Ancak bu süreçte ihracat ve ithalatta rekor artışlar yaşanırken, Türkiye'nin dış açıkları da hızla büyüdü. 2006 yılında ihracat 85.5 milyar, ithalat 139.6 milyar dolara ulaştı. Eylül sonu itibariyle son bir yılda 100 milyar doları aşan ihracatın bu yılın tümünde 104 milyar olması, ithalatın da 166 milyar dolara ulaşması bekleniyor. Buna göre dış ticaret açığı 62 milyar dolara ulaşacak. Cari işlemler açığı da bu yıl 34 milyar dolar dolayında bekleniyor.

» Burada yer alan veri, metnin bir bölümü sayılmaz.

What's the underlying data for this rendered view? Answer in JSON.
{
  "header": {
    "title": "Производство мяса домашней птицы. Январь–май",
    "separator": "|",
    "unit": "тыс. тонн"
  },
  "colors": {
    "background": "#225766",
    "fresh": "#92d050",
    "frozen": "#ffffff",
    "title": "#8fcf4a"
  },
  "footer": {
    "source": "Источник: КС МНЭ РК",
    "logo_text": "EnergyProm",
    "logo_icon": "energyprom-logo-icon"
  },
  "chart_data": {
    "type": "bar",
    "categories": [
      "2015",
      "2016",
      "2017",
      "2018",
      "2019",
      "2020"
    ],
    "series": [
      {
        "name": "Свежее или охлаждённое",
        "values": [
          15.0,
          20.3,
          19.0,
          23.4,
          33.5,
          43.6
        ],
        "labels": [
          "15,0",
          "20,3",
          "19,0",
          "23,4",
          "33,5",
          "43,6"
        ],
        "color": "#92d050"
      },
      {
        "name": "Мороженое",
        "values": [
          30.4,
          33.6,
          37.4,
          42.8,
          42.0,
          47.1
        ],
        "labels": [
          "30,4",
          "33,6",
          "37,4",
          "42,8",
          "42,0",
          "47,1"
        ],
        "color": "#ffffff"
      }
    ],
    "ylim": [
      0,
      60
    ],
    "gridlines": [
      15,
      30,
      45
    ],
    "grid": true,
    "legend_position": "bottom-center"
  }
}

Cumhuriyet'in ilk yıllarında toplam ihracatın üçte ikisini tütün, kuru üzüm, pamuk, incir, fındık oluşturuyordu. Bu dönemde temel tüketim mallarını bile üretemeyen sadece tarım ürünleri ihraç edebilen bir ülke konumunda bulunan Türkiye'nin gelinen aşamada 100 milyar doların üzerinde beklenen yıllık ihracatının yüzde 80'den fazlasının sanayi ürünleri oluşturuyor. Türkiye 200'den fazla ülkeye ihracat yapıyor.

BORÇLAR DA HIZLI BÜYÜDÜ

Türkiye Cumhuriyeti, dış borçlanmaya ilk kez 1932 yılında başvurdu. Türkiye'nin anılan yıl sadece 46.5 milyon dolar olan dış borcu, 1 milyar dolar sınırını ilk kez 1965 yılında aştı. Özellikle 1980'li yıllardan itibaren hızlı bir artış gösteren dış borç stoku bu yılın Haziran sonu itibariyle 226 milyar dolara kadar çıktı.

1933'ten itibaren içerden borçlanma yoluna giden Türkiye'nin iç borç stoku 1980'li yıllara kadar sembolik düzeylerde seyretti. Özellikle 1980'lerin sonlarından itibaren adeta katlanarak artmaya başlayan iç borç stoku, bu yıl Eylül sonu itibariyle 258 milyar YTL'ye ulaştı.

EN İSTİKRARLI KALKINMA ATATÜRK DÖNEMİNDE

Türkiye, kurucusu Mustafa Kemal Atatürk'ün yönetimindeki ilk 15 yılında, temel makro ekonomik göstergelerde oldukça istikrarlı bir tablo ortaya koydu. 1923-1938 döneminde bir yandan savaşın yaralarını saran ve düyun-u umumiye ödemelerini yerine getiren Türkiye, hızlı bir sanayileşme hamlesi yürüttü. Özel sermaye birikimi olmaması nedeniyle kamunun sanayileşmeye öncülük ettiği bu dönemde, nüfus yüzde 36 artarken, GSMH'da sabit fiyatlarla yüzde 192, dolar bazında yüzde 165 artış kaydedildi; kişi başına milli gelir ikiye katlandı. Enflasyon Atatürk dönemindeki 6 yılda negatif çıkarken, çoğu yılda da düşük seviyelerde kaldı.